I miss her. Is there anything else to say?
The candyfolk though sweet in stature were bitter hearted, something was very rotten about them. Though that didn’t stop them from whittling each other down with their tongues. Hungry, constantly. This place I’ve fallen into, it must be hell. Or if they taste well enough, a very brief heaven, and then purgatory.
Am I denying myself happiness because I do not deserve it? Or because I am afraid that if I do, it will end anyways.
Our screams were never songs. Is that what you’ve been hearing all this time?
-Diary of a siren
They’ve taken her from me. And for that I’ll never forgive them.
Melodic, melismatic is she. Her song is her figure dancing in air, steam rising ever out of reach.
Even in its darkest hour, the world carries good people on it. And we must fight for them. Love is sustainable, a replenishing and revitalizing energy. Hatred ravages the wielder just as much as those it is wielded against. It can propel you, surely, but for how long? How long can you hold the fire before you, too, are turned to ash?
More hours in the day ought to do it. Just four or five more, and my dreams don’t seem so far away.

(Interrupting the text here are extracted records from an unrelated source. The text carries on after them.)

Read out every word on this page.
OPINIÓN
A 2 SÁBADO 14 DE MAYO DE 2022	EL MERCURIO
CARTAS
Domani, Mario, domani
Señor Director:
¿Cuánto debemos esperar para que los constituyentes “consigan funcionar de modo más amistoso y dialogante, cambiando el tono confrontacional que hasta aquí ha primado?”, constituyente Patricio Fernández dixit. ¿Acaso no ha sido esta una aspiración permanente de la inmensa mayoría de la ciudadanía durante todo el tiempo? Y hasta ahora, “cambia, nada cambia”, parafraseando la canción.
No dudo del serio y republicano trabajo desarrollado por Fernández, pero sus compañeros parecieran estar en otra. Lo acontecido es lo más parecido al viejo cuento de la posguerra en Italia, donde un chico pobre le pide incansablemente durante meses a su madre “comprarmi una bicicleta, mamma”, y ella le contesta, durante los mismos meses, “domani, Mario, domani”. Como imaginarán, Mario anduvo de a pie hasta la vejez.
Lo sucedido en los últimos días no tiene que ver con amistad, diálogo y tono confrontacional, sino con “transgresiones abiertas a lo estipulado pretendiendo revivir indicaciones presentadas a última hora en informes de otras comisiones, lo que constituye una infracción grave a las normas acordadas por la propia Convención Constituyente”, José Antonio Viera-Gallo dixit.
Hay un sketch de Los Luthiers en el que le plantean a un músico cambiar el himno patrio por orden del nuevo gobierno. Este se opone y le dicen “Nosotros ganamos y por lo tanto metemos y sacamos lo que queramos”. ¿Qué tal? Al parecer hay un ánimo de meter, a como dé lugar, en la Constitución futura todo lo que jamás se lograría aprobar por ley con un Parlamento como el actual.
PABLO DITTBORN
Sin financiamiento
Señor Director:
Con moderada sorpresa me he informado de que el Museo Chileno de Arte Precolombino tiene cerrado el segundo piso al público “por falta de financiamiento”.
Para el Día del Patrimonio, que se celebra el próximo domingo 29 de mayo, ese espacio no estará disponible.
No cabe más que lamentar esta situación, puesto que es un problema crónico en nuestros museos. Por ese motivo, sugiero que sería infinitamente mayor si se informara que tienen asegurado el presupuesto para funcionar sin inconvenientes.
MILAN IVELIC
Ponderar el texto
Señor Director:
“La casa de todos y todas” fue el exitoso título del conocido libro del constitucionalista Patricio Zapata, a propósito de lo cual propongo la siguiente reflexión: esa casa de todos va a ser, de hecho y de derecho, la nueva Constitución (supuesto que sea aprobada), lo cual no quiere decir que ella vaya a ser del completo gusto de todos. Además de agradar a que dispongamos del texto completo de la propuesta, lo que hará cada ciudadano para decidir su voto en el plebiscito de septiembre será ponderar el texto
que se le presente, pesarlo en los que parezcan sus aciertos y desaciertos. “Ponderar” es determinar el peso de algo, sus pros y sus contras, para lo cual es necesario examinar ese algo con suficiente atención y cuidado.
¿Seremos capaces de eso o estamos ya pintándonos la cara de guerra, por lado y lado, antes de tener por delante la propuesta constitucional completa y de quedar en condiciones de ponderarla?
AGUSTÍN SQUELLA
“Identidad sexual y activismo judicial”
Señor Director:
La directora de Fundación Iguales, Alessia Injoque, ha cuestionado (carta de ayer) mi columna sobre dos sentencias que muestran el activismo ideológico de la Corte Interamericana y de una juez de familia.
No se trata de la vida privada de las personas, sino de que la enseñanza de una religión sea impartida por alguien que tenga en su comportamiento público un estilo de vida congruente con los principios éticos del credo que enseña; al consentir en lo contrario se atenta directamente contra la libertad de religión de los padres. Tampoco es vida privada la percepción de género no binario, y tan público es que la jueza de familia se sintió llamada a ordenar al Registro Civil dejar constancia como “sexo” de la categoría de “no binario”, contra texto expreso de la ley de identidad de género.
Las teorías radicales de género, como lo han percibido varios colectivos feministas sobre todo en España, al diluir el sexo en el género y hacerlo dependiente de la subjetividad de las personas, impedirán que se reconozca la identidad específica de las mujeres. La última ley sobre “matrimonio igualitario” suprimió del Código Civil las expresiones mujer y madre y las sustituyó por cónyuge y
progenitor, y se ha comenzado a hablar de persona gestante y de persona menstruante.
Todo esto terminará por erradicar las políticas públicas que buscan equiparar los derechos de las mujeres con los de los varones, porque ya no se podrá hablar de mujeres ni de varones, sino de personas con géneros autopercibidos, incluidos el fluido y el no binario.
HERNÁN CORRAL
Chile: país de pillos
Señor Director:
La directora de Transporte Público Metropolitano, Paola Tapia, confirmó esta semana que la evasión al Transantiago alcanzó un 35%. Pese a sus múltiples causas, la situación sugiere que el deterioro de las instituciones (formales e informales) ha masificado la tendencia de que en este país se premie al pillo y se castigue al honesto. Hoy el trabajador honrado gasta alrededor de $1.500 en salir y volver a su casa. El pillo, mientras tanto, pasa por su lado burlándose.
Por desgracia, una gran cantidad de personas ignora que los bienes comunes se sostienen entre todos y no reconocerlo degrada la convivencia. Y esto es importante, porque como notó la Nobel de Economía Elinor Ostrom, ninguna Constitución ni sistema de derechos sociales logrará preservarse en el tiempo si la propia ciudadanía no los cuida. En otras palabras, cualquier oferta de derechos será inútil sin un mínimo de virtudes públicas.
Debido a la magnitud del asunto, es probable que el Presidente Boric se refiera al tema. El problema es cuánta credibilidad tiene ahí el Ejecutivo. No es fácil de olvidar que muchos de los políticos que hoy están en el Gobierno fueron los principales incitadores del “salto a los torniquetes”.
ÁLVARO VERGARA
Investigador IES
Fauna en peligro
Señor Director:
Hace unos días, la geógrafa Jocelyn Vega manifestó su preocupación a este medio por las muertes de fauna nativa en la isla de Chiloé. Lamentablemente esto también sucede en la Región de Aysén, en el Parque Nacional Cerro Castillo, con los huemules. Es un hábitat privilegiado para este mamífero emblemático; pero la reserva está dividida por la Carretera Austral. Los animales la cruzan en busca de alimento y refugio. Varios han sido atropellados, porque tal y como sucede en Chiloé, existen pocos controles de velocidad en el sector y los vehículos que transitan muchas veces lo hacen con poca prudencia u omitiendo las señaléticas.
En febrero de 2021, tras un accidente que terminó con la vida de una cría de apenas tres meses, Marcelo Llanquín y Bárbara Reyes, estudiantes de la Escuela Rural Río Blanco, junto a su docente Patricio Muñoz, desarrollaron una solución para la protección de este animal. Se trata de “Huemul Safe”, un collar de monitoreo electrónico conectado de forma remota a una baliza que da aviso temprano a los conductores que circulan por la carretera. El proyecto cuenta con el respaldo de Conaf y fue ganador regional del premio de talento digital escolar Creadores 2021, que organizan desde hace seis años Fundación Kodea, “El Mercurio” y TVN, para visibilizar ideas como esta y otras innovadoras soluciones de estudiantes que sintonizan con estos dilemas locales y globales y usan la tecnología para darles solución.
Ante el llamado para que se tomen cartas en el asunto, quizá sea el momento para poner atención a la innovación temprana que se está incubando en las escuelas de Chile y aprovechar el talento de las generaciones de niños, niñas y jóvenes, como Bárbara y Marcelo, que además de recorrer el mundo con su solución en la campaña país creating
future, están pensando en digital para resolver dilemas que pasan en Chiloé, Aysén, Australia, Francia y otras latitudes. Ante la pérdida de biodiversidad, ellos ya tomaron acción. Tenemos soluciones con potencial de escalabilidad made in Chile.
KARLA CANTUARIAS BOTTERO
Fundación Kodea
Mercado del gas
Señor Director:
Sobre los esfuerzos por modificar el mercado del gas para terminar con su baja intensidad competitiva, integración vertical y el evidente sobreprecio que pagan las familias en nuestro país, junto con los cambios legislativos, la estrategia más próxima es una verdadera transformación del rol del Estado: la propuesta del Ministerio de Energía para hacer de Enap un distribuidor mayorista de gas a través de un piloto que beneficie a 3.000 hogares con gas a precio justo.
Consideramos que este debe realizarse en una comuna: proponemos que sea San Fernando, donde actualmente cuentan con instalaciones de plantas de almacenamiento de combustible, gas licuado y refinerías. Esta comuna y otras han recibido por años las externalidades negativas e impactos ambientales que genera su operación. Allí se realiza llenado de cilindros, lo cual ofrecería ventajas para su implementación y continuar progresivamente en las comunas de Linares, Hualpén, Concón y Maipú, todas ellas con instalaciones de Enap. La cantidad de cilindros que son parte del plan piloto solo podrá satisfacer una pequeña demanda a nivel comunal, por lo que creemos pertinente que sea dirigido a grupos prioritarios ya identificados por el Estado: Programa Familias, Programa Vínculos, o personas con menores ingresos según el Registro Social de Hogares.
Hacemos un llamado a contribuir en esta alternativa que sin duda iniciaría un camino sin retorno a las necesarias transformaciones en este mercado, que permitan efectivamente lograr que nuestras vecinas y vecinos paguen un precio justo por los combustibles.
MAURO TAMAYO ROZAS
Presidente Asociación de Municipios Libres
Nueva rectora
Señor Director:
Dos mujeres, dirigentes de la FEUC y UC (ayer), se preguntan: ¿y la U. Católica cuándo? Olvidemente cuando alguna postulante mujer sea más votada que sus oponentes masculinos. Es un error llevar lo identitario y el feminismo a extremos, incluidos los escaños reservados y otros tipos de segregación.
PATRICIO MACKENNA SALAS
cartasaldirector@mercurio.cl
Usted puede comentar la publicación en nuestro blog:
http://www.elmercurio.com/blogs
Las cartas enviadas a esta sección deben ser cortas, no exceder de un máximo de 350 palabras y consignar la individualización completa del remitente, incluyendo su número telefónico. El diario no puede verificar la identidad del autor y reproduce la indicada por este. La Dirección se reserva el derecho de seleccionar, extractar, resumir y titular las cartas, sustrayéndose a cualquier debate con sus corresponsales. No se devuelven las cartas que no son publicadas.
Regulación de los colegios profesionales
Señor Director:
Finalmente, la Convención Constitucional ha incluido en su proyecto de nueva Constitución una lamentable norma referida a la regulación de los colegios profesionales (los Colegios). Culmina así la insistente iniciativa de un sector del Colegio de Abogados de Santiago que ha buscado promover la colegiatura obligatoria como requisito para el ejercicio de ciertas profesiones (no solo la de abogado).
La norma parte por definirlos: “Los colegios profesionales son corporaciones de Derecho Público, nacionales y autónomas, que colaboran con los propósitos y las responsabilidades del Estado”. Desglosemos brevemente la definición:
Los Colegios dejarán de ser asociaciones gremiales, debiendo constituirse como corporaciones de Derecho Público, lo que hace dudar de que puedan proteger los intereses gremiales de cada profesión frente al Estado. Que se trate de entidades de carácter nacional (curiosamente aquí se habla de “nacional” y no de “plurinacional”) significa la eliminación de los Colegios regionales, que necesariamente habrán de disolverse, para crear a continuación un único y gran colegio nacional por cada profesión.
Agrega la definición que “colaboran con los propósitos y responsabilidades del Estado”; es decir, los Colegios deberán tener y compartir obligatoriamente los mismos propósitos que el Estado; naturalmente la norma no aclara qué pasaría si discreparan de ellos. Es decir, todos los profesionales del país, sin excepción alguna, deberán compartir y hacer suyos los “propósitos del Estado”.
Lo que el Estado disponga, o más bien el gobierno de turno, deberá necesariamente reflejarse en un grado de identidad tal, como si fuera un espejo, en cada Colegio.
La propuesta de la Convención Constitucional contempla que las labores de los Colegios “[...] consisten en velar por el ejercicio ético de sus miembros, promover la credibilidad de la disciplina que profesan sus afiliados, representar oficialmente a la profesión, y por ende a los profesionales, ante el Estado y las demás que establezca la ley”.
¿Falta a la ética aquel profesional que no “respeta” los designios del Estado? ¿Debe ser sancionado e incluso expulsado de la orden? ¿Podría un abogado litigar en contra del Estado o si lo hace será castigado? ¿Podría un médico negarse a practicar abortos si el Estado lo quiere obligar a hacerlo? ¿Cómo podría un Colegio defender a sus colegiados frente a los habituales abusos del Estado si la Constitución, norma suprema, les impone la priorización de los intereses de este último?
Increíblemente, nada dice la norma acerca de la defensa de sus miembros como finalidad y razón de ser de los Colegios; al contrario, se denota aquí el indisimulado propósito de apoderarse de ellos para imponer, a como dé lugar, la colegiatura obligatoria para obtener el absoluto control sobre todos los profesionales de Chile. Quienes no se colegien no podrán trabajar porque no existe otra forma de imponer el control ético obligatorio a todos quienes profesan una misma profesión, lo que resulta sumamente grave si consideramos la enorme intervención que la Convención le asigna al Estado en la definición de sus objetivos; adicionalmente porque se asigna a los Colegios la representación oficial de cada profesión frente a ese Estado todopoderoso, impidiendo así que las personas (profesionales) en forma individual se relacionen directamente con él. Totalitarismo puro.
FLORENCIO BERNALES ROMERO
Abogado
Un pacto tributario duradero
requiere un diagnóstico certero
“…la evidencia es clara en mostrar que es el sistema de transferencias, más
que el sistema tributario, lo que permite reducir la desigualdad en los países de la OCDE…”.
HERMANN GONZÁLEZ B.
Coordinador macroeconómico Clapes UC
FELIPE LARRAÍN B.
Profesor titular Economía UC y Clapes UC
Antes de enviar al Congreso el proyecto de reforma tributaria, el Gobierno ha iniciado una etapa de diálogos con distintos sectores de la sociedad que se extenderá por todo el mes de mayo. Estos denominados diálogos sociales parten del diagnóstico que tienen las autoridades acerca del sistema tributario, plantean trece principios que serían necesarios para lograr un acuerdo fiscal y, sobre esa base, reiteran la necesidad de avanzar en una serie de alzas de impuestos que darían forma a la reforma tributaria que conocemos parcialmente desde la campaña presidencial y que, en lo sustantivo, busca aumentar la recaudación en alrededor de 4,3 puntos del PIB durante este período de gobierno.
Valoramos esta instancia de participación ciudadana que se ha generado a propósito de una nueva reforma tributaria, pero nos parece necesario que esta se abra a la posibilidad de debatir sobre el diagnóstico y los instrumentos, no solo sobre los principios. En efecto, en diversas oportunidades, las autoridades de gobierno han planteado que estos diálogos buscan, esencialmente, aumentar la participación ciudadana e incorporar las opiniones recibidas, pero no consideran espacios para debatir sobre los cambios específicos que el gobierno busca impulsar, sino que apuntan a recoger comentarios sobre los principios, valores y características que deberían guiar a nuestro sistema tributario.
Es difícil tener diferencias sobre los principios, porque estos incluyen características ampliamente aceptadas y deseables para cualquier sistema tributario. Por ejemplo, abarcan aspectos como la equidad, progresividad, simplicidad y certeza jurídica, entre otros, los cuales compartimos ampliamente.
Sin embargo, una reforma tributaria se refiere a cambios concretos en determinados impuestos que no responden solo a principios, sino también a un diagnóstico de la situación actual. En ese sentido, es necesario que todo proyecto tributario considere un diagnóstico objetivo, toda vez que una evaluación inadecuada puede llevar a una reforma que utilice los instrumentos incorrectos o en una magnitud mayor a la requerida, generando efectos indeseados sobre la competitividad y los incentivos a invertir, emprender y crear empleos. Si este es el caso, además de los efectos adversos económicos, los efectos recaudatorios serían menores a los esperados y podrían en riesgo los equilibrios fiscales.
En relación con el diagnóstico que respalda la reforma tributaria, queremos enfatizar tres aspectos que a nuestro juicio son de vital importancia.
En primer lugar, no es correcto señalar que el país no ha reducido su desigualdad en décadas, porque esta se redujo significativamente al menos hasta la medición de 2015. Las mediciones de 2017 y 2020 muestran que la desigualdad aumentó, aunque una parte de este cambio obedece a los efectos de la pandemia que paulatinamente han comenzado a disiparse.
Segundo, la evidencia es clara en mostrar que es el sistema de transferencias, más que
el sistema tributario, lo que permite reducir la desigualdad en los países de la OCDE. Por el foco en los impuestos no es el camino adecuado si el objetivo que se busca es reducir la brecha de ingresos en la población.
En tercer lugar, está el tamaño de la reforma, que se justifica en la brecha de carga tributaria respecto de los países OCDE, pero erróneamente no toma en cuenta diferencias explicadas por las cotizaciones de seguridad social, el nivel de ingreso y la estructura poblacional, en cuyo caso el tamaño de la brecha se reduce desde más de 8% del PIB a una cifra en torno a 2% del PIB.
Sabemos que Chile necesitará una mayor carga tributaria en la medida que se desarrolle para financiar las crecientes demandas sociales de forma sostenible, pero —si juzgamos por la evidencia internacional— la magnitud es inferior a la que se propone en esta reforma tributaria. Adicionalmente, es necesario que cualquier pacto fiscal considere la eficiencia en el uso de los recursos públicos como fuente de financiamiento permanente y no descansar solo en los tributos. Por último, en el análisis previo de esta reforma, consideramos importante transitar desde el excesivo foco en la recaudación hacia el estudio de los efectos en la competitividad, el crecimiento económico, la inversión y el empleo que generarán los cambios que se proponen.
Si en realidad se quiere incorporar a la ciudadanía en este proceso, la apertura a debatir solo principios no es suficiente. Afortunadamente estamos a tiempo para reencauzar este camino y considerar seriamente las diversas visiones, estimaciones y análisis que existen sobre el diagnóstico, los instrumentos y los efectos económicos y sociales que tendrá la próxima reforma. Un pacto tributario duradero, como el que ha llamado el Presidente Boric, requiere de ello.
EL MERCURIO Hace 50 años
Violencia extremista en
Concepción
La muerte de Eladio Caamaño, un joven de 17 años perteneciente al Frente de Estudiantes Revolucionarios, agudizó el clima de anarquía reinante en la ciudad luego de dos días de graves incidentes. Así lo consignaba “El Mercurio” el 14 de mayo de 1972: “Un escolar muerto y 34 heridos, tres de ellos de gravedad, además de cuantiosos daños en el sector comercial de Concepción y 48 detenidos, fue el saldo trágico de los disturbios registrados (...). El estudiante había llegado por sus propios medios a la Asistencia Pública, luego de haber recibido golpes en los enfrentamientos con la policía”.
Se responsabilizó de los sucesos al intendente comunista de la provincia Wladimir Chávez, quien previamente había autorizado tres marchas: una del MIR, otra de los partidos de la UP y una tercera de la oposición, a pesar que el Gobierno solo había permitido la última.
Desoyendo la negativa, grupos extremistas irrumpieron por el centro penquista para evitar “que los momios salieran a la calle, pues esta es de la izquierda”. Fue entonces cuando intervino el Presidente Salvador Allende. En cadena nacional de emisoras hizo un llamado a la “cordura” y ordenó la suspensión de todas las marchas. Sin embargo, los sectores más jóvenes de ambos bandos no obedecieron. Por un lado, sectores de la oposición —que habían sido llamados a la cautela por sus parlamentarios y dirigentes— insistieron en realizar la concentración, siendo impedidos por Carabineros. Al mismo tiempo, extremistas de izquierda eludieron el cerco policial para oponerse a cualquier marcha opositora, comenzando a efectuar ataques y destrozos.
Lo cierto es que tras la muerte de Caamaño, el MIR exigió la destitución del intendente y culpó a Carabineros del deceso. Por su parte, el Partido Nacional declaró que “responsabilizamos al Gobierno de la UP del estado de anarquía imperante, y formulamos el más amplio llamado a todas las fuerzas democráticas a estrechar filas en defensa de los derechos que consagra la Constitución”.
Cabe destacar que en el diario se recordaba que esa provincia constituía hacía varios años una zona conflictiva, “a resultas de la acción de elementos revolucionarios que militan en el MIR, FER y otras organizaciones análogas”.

Polymaths are rarer than single subject experts; lofty does not begin to describe my future. But who ever aimed low and went high? Better to do the opposite I say, and maybe I’ll warm up to medium.
Sincerity is the blood held in by the knife in your chest. It feels too much like dying to be honest.
Sticks and stones may break my bones but words will never hurt me.
What a pretty little lie we peddle children as loves are ended by mouth, laws are written on paper, and wars are declared in ink.
She screams, but her mother can't hear her. She's only inches away. But the soft, floral blanket caked with dust is heavier than the broken concrete that used to be home, than the missiles that stretch out cold metal arms to dismember and destroy, than the guns young men tote in old men's wars. It holds her mother's dead body in a vice-grip, but there is no grip tighter than the girl's on the blanket. She screams harder. She wants nothing else than to lift the veil, between life and death, between her and her mother, but it is too heavy. It is too heavy for a little girl who only wants to be with her mother.